On being single

Just a couple of things. There are some good changes happening. There is a drive to move forward despite some of the crap going on around me. Last weekend was a catalyst for change in my life. Despite the bad feelings I was forced to see some things I would rather have ignored. I’m glad I wasn’t allowed to. Work has been work. Things at work haven’t been nearly as busy in the last couple of weeks as they have been in the past. I just signed a new six month lease. This is the last lease we will be signing together. I’m determined to get my own place. Some would be like, just do it. When you are used to doing things a certain way for almost 8 years, change doesn’t come that easily or quickly. There is uncertainty and little worries here and there. I think the biggest thing I’m looking forward to is having the place all to myself and not having to be bothered by (or with) somebody else’s shit. I’m tired of looking after the bills for two, cooking for two, managing for two. Frankly, I don’t care what his side of the story is, I have enough living on my side of the story. It is most definitely time for me to live by myself. M and I have lived together since 1998 that is a long time.

looking back over my journal, I realized that it is mostly a bitch-fest. I’m fine with that, it is my space and if you don’t want to read it, fuck off. In truth its the space that I work things through for myself. I’m overly analytical, I always have been. My being OA (overly analytical) is how I learned to cope with a childhood full of uncertainty and change. I do hope that by sharing the process I’m going through it may help someone else to work through there process or at least not feel alone in the process.

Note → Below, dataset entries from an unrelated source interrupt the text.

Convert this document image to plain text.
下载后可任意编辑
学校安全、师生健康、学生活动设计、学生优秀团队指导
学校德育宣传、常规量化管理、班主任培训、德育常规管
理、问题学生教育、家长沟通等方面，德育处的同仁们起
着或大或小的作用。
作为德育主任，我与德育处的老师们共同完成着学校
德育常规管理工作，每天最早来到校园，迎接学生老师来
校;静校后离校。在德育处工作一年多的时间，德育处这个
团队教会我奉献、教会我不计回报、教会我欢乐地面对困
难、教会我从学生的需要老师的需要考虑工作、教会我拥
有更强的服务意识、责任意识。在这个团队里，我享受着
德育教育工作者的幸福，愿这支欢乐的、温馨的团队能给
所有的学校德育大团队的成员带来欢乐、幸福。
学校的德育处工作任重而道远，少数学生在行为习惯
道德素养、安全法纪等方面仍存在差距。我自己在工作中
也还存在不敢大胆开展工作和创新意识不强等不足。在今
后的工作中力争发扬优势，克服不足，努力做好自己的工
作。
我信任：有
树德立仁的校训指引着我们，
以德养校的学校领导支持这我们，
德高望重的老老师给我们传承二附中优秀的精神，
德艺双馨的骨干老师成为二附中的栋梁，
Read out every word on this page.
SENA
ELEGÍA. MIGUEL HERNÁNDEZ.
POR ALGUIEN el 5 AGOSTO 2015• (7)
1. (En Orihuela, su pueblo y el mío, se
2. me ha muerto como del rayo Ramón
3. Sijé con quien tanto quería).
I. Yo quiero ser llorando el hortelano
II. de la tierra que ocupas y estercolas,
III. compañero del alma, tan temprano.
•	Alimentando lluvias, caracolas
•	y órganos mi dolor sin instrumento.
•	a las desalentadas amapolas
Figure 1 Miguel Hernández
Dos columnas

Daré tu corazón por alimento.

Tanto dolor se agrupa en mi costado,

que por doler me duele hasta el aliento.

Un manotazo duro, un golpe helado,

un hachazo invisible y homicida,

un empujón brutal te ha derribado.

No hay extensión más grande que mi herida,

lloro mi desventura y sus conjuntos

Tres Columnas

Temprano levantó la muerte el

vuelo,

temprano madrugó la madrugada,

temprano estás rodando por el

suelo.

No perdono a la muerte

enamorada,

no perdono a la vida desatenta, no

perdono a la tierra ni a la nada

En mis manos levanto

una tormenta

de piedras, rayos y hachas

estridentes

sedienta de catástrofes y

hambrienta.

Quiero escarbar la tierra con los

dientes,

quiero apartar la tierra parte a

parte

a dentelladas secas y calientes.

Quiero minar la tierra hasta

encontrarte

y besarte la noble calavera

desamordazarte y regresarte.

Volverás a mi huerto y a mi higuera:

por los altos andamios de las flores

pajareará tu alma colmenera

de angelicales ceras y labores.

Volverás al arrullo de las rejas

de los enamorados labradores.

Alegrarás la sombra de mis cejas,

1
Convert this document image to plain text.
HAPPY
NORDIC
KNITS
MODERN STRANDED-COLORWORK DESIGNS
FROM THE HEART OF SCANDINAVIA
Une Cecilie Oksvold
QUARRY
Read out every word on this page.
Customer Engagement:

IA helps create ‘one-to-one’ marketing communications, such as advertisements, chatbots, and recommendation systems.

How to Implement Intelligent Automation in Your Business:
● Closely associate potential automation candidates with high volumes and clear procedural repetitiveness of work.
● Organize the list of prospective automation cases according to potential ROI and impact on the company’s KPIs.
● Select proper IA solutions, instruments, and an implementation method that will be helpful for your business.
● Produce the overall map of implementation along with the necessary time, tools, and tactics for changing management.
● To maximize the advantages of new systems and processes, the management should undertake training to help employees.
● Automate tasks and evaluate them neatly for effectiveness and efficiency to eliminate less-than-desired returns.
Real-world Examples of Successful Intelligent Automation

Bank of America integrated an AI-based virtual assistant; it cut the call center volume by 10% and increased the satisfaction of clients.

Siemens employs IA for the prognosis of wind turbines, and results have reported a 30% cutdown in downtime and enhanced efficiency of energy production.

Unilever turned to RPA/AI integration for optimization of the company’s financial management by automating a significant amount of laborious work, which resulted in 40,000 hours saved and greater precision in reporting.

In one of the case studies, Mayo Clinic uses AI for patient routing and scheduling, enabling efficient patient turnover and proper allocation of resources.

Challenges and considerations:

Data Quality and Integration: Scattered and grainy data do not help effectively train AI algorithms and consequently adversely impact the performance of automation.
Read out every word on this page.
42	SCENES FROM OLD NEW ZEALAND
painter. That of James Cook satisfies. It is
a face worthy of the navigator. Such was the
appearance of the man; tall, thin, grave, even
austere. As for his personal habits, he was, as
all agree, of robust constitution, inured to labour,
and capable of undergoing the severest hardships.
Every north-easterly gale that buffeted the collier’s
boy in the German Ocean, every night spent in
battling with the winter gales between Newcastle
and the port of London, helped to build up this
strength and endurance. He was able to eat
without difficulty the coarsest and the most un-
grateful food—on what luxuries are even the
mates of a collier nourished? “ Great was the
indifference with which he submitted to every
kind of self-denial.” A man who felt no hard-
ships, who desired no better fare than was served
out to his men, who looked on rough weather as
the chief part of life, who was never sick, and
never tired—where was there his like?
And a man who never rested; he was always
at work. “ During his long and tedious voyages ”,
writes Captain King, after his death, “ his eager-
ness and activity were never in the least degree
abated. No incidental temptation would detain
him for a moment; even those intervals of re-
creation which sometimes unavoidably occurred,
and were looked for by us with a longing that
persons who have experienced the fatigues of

I haven’t heard from my father, I’m fairly certain that in-spite of what he said about “the past being the past”, he’s pretty much written me off which seems to be part of his pattern. It hurts a bit, I thought we had formed a friendship at least. He will never be my Dad, I’m too old and lived too many years without one and he doesn’t know the first thing about being one anyway. He is however my father and wether we talk or not he always will be. He has a lot of admirable qualities. there is a lot to like about him, he’s funny and extremely charming when he wants to be. He likes to have fun and seems much much younger than his physical years would suggest. Oh well, I’ve enjoyed getting to know him better the last few years since we reconnected (after 25 years apart) and I do wish him well.

The suns coming up (like a big bald head to quote Laurie Anderson) and I should get ready to head to work. I’m glad its the weekend.